V31B-3018
Cessation of the 2004–2008 Dome-Building Eruption at Mount St. Helens, Washington

Wednesday, 16 December 2015
Poster Hall (Moscone South)
Seth C Moran1, Daniel Dzurisin2, Michael Lisowski2, Steve P Schilling3, Kyle R Anderson4 and Cynthia A Werner2, (1)USGS Central Region Offices Denver, Denver, CO, United States, (2)USGS Cascades Volcano Observatory, Vancouver, WA, United States, (3)US Geological Survey, Vancouver, WA, United States, (4)Hawaiian Volcano Observatory, Hawaii National Park, HI, United States
Abstract:
The 2004–2008 dome-building eruption at Mount St. Helens ended during the winter of 2007–2008 at a time when field observations were hampered by persistent bad weather. As a result, recognizing the end of the eruption was challenging. Also challenging was the fact that signs of continued eruption were increasingly subtle — earthquakes were small, deformation signals tiny, gas content close to background — and observing these phenomena was critically dependent on recordings and measurements made close (< 2 km) to the vent. In hindsight, the end of the eruption was presaged by a slight increase in seismicity in December 2007 that culminated on January 12–13, 2008, with a flurry of more than 500 events, most of which occurred in association with several tremor-like signals and a spasmodic burst of long-period earthquakes.
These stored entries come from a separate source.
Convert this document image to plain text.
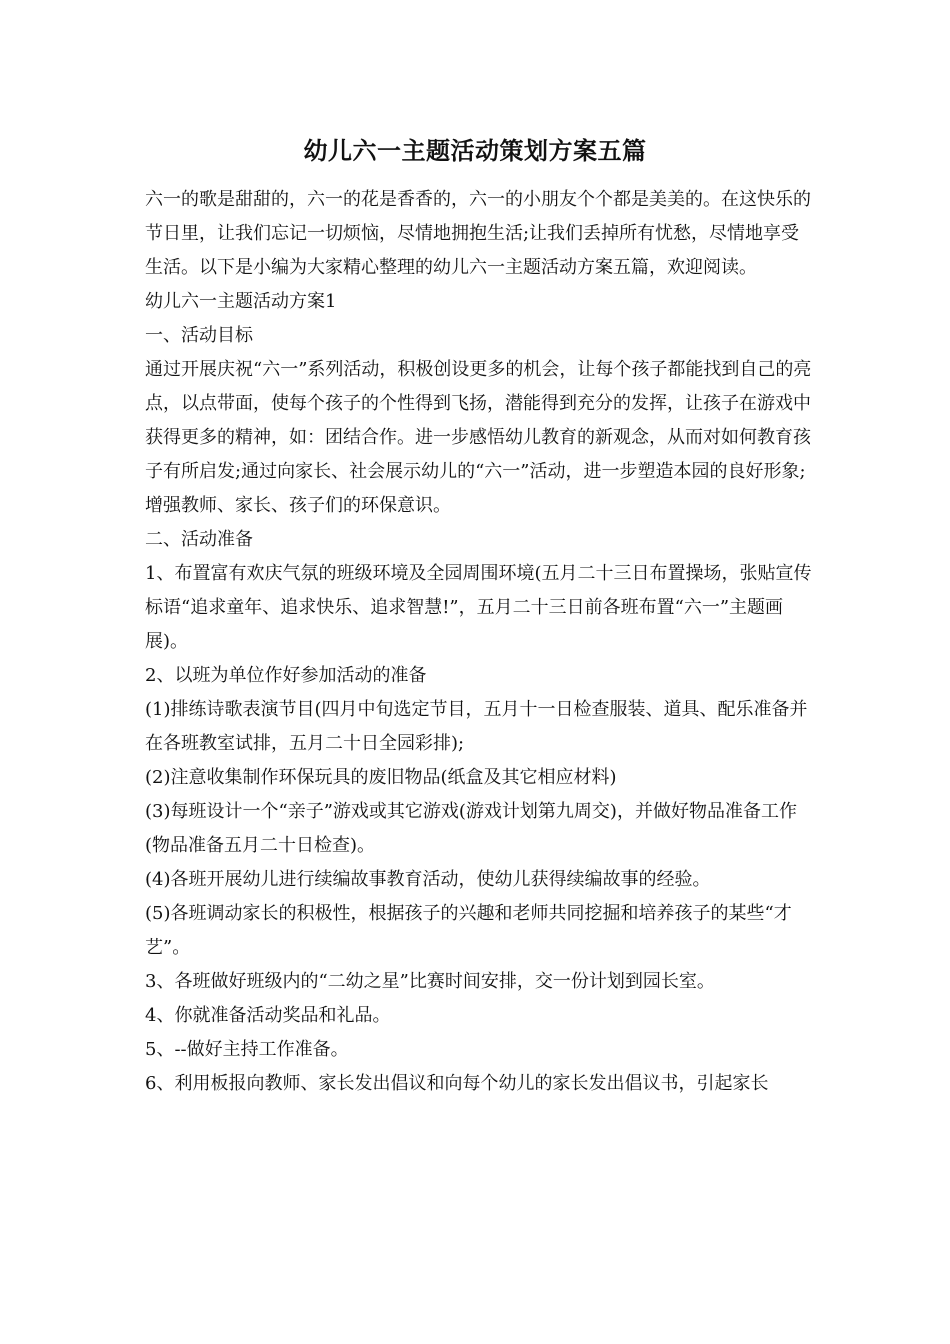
幼儿六一主题活动策划方案五篇

六一的歌是甜甜的，六一的花是香香的，六一的小朋友个个都是美美的。在这快乐的节日里，让我们忘记一切烦恼，尽情地拥抱生活;让我们丢掉所有忧愁，尽情地享受生活。以下是小编为大家精心整理的幼儿六一主题活动方案五篇，欢迎阅读。

幼儿六一主题活动方案1

一、活动目标

通过开展庆祝“六一”系列活动，积极创设更多的机会，让每个孩子都能找到自己的亮点，以点带面，使每个孩子的个性得到飞扬，潜能得到充分的发挥，让孩子在游戏中获得更多的精神，如：团结合作。进一步感悟幼儿教育的新观念，从而对如何教育孩子有所启发;通过向家长、社会展示幼儿的“六一”活动，进一步塑造本园的良好形象;增强教师、家长、孩子们的环保意识。

二、活动准备

1、布置富有欢庆气氛的班级环境及全园周围环境(五月二十三日布置操场，张贴宣传标语“追求童年、追求快乐、追求智慧!”，五月二十三日前各班布置“六一”主题画展)。

2、以班为单位作好参加活动的准备

(1)排练诗歌表演节目(四月中旬选定节目，五月十一日检查服装、道具、配乐准备并在各班教室试排，五月二十日全园彩排);

(2)注意收集制作环保玩具的废旧物品(纸盒及其它相应材料)

(3)每班设计一个“亲子”游戏或其它游戏(游戏计划第九周交)，并做好物品准备工作(物品准备五月二十日检查)。

(4)各班开展幼儿进行续编故事教育活动，使幼儿获得续编故事的经验。

(5)各班调动家长的积极性，根据孩子的兴趣和老师共同挖掘和培养孩子的某些“才艺”。

3、各班做好班级内的“二幼之星”比赛时间安排，交一份计划到园长室。

4、你就准备活动奖品和礼品。

5、--做好主持工作准备。

6、利用板报向教师、家长发出倡议和向每个幼儿的家长发出倡议书，引起家长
At about the same time, a series of regular, localized, small-amplitude tilt events — thousands of which had been recorded during earlier phases of the eruption — came to an end. Thereafter, seismicity declined to 10–20 events per day until January 27–28, when a spasmodic burst of about 50 volcano-tectonic earthquakes occurred over a span of 3 hours. This was followed by a brief return of repetitive “drumbeat” earthquakes that characterized much of the eruption. By January 31, seismicity had declined to 1–2 earthquakes per day, a rate similar to pre-eruption levels. We attribute the tilt and seismic observations to progressive stagnation of an increasingly stiffened plug of magma in the upper part of the conduit. Upward movement of the plug ceased when the excess driving pressure, which had gradually decreased throughout the eruption as a result of reservoir deflation and increasing overburden from the growing dome, was overcome by increasing sidewall friction as a result of cooling and crystallization of the plug.